3:30 pm. Barnes + Noble, Union Square, Manhattan
The Creature in white bandages (mummy? hospital patient? cocoon?) walked into the store, aware that the eyes of the clerks were following her. She took one step at a time, in a processional march, stately and formal: a high priestess from a lost civilization entering the temple ruins. She performed an invented ritual: the Bandaging of Injured Books. First, she stood before the big, black Stephen King Compendium and, in slow motion, bandaged it. She wound four successive layers of gauze around the book’s stiff cover, just as she had been bandaged herself, hours before. She placed the bandaged volume back on the shelf, clasped her velvet-gloved hands in prayer, and bowed. She approached a biography of Alice Neel and wrapped it tightly in lengths of gauze, purchased at considerable expense at Duane Reade (This shit costs a bundle!). She sidled over to a book by Tolkein. She began to bandage. Through her puny eye holes, she gleaned that the book was not written by Tolkein. It was a Tolkein “companion.” So… All around were books that were not books; books that were toys and games and gadgets and novelties and assorted products. Whatever it was, it got bandaged.
By 5:00 pm, I was standing in front of a stone god in the Metropolitan Museum’s Egyptian wing while a crowd of children watched the mummy.

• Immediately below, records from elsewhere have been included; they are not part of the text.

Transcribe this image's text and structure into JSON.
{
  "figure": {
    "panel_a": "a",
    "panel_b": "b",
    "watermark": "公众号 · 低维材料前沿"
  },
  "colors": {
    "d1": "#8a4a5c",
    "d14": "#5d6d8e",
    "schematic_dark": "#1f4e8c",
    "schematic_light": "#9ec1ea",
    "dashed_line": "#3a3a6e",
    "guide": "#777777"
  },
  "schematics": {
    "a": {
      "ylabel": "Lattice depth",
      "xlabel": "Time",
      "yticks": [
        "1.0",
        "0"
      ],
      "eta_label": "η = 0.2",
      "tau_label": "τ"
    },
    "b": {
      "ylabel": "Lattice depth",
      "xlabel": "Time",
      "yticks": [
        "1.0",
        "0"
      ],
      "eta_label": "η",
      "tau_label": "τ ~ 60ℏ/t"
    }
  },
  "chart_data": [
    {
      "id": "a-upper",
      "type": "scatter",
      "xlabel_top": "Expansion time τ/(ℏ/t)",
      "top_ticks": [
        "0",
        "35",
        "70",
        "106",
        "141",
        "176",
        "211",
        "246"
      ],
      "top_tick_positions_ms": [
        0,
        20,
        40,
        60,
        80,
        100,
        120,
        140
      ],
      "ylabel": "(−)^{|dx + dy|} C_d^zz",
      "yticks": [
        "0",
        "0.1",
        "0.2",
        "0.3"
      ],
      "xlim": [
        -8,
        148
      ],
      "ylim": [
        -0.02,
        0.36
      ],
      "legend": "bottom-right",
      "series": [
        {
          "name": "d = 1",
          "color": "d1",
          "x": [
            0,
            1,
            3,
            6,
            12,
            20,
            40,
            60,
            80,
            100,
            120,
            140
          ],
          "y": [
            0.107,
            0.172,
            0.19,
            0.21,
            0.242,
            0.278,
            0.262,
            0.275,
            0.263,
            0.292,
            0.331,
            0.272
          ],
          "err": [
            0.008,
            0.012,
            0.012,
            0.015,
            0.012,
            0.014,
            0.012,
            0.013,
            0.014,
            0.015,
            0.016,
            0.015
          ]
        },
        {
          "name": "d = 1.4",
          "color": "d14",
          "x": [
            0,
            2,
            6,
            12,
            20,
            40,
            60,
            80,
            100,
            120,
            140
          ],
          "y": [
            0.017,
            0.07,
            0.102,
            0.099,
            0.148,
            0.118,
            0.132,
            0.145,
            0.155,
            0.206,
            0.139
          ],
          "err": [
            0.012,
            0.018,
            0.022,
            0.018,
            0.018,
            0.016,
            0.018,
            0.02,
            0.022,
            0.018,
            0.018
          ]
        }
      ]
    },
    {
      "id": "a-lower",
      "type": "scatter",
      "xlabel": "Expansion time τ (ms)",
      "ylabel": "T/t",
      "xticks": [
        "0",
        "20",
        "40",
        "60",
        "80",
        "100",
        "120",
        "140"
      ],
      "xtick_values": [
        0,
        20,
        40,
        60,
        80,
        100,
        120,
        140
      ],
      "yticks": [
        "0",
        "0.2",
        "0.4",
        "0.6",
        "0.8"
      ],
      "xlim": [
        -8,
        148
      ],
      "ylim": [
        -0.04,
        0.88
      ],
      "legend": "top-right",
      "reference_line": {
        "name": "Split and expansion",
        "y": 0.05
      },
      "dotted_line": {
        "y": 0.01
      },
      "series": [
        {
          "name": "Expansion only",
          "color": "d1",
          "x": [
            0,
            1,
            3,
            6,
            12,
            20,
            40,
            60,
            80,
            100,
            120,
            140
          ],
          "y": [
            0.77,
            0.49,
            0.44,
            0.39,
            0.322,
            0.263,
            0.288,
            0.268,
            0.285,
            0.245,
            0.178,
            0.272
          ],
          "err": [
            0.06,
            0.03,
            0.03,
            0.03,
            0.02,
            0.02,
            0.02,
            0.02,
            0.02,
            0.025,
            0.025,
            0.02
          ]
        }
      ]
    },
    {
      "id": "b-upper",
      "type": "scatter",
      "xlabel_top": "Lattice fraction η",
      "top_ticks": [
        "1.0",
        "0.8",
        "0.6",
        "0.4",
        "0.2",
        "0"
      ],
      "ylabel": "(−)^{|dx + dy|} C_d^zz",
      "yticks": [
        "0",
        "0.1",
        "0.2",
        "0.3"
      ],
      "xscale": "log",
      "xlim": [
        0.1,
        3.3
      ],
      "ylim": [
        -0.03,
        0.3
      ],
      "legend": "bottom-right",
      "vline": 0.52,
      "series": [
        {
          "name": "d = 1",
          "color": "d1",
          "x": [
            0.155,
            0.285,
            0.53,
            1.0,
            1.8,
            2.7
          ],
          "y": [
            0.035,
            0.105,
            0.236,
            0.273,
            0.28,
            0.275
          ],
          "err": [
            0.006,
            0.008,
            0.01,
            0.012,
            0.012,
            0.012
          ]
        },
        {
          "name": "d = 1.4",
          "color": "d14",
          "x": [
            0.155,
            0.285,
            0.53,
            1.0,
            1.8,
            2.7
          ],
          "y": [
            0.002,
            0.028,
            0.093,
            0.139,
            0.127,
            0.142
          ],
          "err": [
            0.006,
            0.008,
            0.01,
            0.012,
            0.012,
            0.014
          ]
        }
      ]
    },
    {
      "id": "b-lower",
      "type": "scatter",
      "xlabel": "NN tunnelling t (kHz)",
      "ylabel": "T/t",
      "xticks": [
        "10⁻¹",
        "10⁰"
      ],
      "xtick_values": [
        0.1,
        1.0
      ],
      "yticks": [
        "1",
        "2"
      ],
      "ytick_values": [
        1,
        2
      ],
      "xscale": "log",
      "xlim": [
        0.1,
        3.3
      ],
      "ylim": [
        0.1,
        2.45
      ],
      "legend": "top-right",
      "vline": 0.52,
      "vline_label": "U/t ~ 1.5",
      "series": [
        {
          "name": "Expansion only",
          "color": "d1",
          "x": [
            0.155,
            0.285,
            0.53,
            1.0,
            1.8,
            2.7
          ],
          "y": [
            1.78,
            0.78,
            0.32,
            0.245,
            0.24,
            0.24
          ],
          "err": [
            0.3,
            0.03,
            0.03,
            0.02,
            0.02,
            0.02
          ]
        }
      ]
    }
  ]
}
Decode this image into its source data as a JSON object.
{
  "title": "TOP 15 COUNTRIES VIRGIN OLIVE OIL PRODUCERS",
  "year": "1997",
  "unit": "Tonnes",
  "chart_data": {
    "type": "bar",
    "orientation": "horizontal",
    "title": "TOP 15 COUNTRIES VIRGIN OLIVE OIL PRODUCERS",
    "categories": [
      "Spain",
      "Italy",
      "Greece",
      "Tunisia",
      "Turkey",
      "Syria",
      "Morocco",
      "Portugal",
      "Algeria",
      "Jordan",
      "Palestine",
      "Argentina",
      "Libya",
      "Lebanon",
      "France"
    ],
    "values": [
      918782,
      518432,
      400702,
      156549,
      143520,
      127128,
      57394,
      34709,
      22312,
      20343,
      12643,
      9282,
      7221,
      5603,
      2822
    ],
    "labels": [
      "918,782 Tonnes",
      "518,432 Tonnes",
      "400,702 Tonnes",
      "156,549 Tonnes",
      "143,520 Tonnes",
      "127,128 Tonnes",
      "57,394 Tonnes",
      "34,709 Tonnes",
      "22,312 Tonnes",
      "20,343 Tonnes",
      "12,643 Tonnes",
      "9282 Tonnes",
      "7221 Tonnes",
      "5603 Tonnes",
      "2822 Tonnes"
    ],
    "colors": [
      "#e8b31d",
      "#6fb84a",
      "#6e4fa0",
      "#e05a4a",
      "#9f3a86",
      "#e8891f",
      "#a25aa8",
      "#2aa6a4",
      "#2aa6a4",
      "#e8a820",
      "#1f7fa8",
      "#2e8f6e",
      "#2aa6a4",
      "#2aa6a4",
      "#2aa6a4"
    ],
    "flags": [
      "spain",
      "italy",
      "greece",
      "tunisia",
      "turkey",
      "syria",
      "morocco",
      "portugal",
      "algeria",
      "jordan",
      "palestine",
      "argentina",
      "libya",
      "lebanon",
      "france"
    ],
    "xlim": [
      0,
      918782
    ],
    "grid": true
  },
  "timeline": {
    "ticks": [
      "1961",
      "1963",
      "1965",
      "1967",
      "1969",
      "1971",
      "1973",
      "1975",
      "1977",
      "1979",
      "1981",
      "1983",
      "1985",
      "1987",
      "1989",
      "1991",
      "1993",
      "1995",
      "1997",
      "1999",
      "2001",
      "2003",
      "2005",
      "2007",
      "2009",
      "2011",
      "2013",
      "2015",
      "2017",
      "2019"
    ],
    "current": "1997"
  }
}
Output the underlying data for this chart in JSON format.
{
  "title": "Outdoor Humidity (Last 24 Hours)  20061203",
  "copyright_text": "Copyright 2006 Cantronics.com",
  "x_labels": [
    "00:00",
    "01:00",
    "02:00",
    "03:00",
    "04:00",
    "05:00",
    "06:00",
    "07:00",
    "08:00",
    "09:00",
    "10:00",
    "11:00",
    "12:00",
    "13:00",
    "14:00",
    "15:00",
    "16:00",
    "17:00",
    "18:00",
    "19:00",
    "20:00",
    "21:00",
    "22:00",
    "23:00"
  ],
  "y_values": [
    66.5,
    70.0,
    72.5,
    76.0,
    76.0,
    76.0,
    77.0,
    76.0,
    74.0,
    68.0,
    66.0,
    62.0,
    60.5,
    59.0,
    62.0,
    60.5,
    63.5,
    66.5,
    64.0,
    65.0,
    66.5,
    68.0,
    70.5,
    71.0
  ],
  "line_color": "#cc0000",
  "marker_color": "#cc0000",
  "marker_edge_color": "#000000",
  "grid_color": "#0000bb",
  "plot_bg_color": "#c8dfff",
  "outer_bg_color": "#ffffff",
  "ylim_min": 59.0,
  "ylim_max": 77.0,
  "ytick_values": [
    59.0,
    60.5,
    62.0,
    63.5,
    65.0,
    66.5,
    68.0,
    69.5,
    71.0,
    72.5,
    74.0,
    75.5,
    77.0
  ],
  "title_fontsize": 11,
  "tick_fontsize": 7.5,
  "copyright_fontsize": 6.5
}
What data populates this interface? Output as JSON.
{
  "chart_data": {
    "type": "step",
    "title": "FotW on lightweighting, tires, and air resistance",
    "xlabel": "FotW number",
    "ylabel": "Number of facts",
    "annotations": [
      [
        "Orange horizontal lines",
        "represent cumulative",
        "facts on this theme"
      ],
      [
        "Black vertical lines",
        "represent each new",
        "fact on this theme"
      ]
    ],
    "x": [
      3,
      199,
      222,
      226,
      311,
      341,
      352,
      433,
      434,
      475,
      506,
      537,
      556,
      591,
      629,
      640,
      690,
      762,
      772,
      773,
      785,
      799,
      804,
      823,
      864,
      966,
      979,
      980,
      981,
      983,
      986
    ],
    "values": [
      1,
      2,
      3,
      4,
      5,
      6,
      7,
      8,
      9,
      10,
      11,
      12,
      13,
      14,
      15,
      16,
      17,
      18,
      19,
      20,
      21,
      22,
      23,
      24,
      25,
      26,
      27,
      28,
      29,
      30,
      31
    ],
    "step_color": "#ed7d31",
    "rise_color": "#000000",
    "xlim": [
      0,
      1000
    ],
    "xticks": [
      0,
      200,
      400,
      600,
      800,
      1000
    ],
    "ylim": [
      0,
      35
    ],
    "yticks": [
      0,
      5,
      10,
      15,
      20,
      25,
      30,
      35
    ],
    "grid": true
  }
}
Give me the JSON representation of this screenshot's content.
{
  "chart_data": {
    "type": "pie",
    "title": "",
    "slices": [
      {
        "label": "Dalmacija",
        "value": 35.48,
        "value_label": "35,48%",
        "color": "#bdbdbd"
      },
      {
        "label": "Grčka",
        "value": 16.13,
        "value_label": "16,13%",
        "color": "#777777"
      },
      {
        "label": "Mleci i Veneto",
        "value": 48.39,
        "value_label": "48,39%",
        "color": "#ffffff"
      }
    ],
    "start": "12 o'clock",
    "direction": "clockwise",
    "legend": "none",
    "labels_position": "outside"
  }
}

I’d covered four miles and had performed five hours worth of Aktions. My own book was the last one to be bandaged. I placed it there, at the foot of a lost deity, hoping it might get resurrected, too, along with the eternal Soul of the Book. I was thirsty, hungry and exhausted when I ran into the nearest bathroom, pulled my scissors out of my bag, and tried to cut off my bandages. They were stuck fast. Fuck. The glue! For a moment, I panicked, half-strangled, with fabric and adhesive clumping to my hair and neck. I snipped and tore; finally, I escaped. The air was cool on my skin. My face was pale and drawn. I felt a bit stronger and braver. It was only then, as the 2nd Aktion was completed, that I figured out what I wanted to become. An artist. One question, anyway, was answered. The Aktion for a Dying Book hasn’t ended; it has started.